Wait, am I seeing things? A new study proves that persons who partake in smoking the natural herb cannabis developed psychotic disorders an average 2.7 years earlier than people who did not use the illegal substance.

Meanwhile, alcohol is not associated with early onset of mental disorders, but studies could not rule out the influence of cigarette smoking in association with psychosis. Cigarette smoking however proves not to worsen hallucinations or paranoia in patients with schizophrenia.

As it turns out, men are both more likely to take drugs and to develop psychosis at an earlier age than women, and young people, including those who have schizophrenia, are more likely to smoke pot than older folks, so previous studies that put upper age limits on their participants could have overstated the marijuana-psychosis link.

Cannabis is a mild sedative (often causing a chilled out feeling or actual sleepiness) and it’s also a mild hallucinogen (meaning you may experience a state where you see objects and reality in a distorted way and may even hallucinate). The main active compound in cannabis is tetrahydrocannabinol (THC).

In the study published in Archives of General Psychiatry, researchers concluded that their results “provide evidence for a relationship between cannabis use and earlier onset of psychotic illness and they support the hypothesis that cannabis use plays a causal role in the development of psychosis in some patients.”

Another recent study reported that among 190 patients with schizophrenia, 121 of whom had used marijuana, cannabis appeared to affect the age of psychosis onset in a subgroup of 44 patients. The affected patients either had their first symptoms within a month of smoking pot for the first time, or experienced a severe worsening of psychotic symptoms each time they smoked.

People experiencing psychosis may report hallucinations or delusional beliefs, and may exhibit personality changes and thought disorder.
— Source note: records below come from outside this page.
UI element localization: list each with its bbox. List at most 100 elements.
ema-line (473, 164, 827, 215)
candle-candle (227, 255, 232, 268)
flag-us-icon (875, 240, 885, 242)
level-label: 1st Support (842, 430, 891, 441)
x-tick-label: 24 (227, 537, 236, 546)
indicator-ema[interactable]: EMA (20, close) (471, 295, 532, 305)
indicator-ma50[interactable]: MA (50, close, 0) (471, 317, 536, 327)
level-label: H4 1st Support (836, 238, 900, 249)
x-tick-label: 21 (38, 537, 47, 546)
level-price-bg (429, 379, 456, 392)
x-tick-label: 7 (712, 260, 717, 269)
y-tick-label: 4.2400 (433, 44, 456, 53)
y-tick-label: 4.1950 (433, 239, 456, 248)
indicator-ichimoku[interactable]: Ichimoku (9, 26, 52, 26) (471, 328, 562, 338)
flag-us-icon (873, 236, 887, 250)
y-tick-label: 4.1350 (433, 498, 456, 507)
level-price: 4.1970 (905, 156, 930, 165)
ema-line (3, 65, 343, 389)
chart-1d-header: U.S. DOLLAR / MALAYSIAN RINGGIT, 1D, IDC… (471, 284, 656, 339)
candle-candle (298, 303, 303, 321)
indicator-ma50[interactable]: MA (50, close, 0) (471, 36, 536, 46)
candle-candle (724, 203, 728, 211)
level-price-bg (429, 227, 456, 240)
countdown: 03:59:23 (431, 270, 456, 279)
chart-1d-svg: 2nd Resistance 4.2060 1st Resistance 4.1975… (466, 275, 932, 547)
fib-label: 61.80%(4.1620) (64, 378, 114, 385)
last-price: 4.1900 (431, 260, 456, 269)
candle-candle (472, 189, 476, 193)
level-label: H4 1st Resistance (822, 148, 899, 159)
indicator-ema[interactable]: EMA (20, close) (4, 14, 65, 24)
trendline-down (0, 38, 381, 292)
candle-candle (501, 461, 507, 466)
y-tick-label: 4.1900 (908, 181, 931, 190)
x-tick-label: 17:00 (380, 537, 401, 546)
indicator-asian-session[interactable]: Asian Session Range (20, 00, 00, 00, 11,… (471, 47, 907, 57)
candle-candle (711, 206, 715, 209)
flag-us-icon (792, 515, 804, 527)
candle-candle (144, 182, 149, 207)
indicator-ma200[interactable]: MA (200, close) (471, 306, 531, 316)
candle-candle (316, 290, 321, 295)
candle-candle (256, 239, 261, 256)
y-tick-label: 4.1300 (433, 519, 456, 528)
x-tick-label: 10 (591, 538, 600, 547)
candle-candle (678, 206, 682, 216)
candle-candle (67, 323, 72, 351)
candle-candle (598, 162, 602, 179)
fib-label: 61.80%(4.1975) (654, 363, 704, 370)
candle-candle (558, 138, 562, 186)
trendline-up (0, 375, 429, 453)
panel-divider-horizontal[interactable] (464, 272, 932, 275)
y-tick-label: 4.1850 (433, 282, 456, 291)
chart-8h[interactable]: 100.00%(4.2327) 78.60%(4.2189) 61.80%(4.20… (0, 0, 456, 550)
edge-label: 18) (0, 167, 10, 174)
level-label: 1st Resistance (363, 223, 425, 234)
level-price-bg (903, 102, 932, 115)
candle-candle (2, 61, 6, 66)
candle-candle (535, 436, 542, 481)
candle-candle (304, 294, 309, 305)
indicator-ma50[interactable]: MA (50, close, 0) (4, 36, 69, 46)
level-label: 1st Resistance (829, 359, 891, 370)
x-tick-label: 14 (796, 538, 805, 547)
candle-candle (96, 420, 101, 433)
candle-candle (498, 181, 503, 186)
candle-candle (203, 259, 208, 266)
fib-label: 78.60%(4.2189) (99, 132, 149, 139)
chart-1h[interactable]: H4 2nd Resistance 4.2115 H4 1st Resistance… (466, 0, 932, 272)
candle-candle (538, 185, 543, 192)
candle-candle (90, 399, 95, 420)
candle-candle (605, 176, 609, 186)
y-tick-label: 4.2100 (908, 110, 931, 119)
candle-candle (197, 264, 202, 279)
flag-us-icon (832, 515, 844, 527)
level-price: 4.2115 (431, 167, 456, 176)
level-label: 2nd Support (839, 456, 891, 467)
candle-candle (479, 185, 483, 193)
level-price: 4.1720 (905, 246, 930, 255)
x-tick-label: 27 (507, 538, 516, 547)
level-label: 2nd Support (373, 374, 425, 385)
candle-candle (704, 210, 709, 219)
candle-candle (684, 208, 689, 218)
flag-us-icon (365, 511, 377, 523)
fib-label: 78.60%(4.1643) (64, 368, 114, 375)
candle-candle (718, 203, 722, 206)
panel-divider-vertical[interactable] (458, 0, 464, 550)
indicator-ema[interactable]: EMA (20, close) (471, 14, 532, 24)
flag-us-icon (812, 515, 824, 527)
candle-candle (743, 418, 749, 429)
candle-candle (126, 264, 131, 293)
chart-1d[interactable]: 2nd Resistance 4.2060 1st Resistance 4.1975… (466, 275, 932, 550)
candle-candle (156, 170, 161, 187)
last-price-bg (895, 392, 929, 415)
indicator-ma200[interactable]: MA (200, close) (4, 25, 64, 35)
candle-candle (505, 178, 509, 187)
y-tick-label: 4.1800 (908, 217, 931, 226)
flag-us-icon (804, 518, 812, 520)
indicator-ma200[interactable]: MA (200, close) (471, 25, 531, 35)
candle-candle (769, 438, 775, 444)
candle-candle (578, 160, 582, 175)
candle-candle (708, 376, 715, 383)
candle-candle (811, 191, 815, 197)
Depending on its severity, this may be accompanied by unusual or bizarre behavior, as well as difficulty with social interaction and impairment in carrying out the daily life activities.

A wide variety of central nervous system diseases, from both external poisons and internal physiologic illness, can produce symptoms of psychosis.

Researchers also cite studies linking a particular gene to sensitivity to cannabis, which could help explain why most marijuana smokers don’t have a higher risk of schizophrenia, and why even many people with schizophrenia do not have earlier onset connected with cannabis use.

Still, none of the data linking marijuana use and psychosis can prove causality or sufficiently explain why rates of schizophrenia have remained stable or even declined since the 1950s, while marijuana use has increased exponentially. Unlike rates of cigarette smoking and lung cancer, which rise in tandem, marijuana smoking rates in the population do not correlate with higher rates of schizophrenia.

Since 1990 a reported 20.5 million people have used marijuana in an average year. From 1990 to 2005 annual usage was at its greatest reported level in 2002 at 25.9 million and its lowest level in 17.4 million in 1992.